Monday, August 24, 2009

Animal ER

So this, let's call it an incident, happened about 2 weeks ago. I meant to write about it earlier, but stuff happens, you get off track, and here we are.

I was at a going away party for a friend of mine who is training to be a vet. Her and all of her friends are what you would call "animal lovers". I put "animal lovers" in quotations because they take that love to a degree that's beyond most people.
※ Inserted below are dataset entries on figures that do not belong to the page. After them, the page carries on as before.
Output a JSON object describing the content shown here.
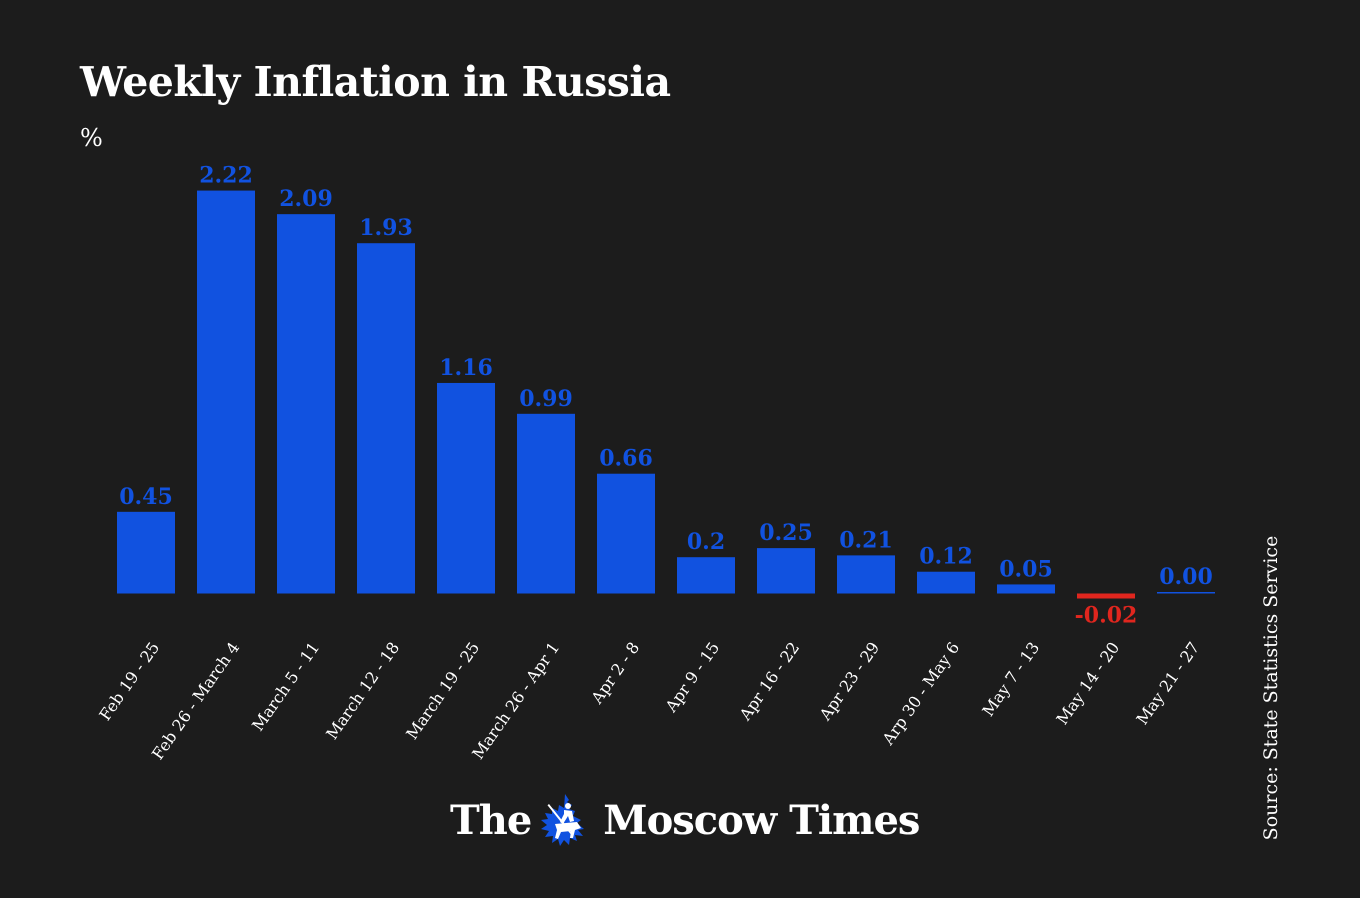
{
  "title": "Weekly Inflation in Russia",
  "unit": "%",
  "source": "Source: State Statistics Service",
  "logo": {
    "text_left": "The",
    "text_right": "Moscow Times",
    "emblem_icon": "st-george-emblem-icon"
  },
  "colors": {
    "background": "#1c1c1c",
    "positive": "#1152e0",
    "negative": "#e0261e",
    "text": "#ffffff"
  },
  "chart_data": {
    "type": "bar",
    "title": "Weekly Inflation in Russia",
    "ylabel": "%",
    "xlabel": "",
    "grid": false,
    "categories": [
      "Feb 19 - 25",
      "Feb 26 - March 4",
      "March 5 - 11",
      "March 12 - 18",
      "March 19 - 25",
      "March 26 - Apr 1",
      "Apr 2 - 8",
      "Apr 9 - 15",
      "Apr 16 - 22",
      "Apr 23 - 29",
      "Arp 30 - May 6",
      "May 7 - 13",
      "May 14 - 20",
      "May 21 - 27"
    ],
    "values": [
      0.45,
      2.22,
      2.09,
      1.93,
      1.16,
      0.99,
      0.66,
      0.2,
      0.25,
      0.21,
      0.12,
      0.05,
      -0.02,
      0.0
    ],
    "value_labels": [
      "0.45",
      "2.22",
      "2.09",
      "1.93",
      "1.16",
      "0.99",
      "0.66",
      "0.2",
      "0.25",
      "0.21",
      "0.12",
      "0.05",
      "-0.02",
      "0.00"
    ]
  }
}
Not an unhealthly level mind you, just close to what you would see in a PETA officer or something.

My friend and her cohorts were discussing a case in which a dog had cancer and it's owner was putting the dog through chemo therapy.

It was here that I made the ill-advised decision to enter into the conversation with, "They have chemo for dogs?! That's rediculous!"

(Angry stares from around the room)

"Why is that rediculous?" is the reply.

Now normally I would tell them EXACTLY what is rediculous about that story, but a warning look from my girlfriend told me it was best not to do so.

So I took the high road and said, "Well I can see if your pet is your primary companion that would make sense". That is where the sense stops.

What I wanted to mention was how crazy it is for millions of dollars to be spent on research for a therapy and medication that only the top 1% of pet owners could afford. And out of those top 1% not even half of those people would have pets with cancerous malignancies. All this spent on animals when HUMAN cancer research could use it so much more.

Undoubtedly they would've found that to be harsh, but my friend Jeff gave me an even better reason why chemo for dogs was stupid. More wrong than stupid actually.

In chemo for people, they have a choice. With dogs, no choice. The problem there is that chemo therapy is literally a poisoning of the body. You are committing harm intentionally to yourself by undergoing it. With a dog all that he or she understands is that after the therapy it feels sick. It's inhumane. You can't poison a dog against its will, even if the end result might be getting better.

In the end I think the cons outweight the pros but I guess when you are in love with an animal anything goes.

1 comment:

  1. HA! Hey Tony, nice post. Just to play devil's advocate-veterinary medicine actually uses the SAME chemotherapy, and thus the same chemotherapy research that humans use. We're not sucking medical research from human doctors, but rather, helping to develop more case studies and more information about what has been out there for humans for a long time. I'm no expert yet, but it seems that we usually start with the pre-researched human medical knowledge and then do our own research to make sure we know why it works or doesn't work. Remember, too, the incredible value animal health has in our nation's industry. Granted, not lots of feed cattle are getting chemotherapy, but you can see how veterinary research can protect humans from zoonotics, protect the food supply, increase herd health, etc. Second of all, if I remember correctly, the client we were talking about that had her dog on chemo was actually a very contentius client that we all did NOT agree with. I agree with you in that chemo for animals can be extremely inhumane, and I can imagine few instances where it would do more good than harm. Like you said, the pet has no idea that this noxious stuff that makes them feel like crap will actually, potentially, help them. Especially in terminal cases, prolonging the illness by using aggressive treatments is usually only for the benefit of the guardian who is having a hard time letting go of their companion.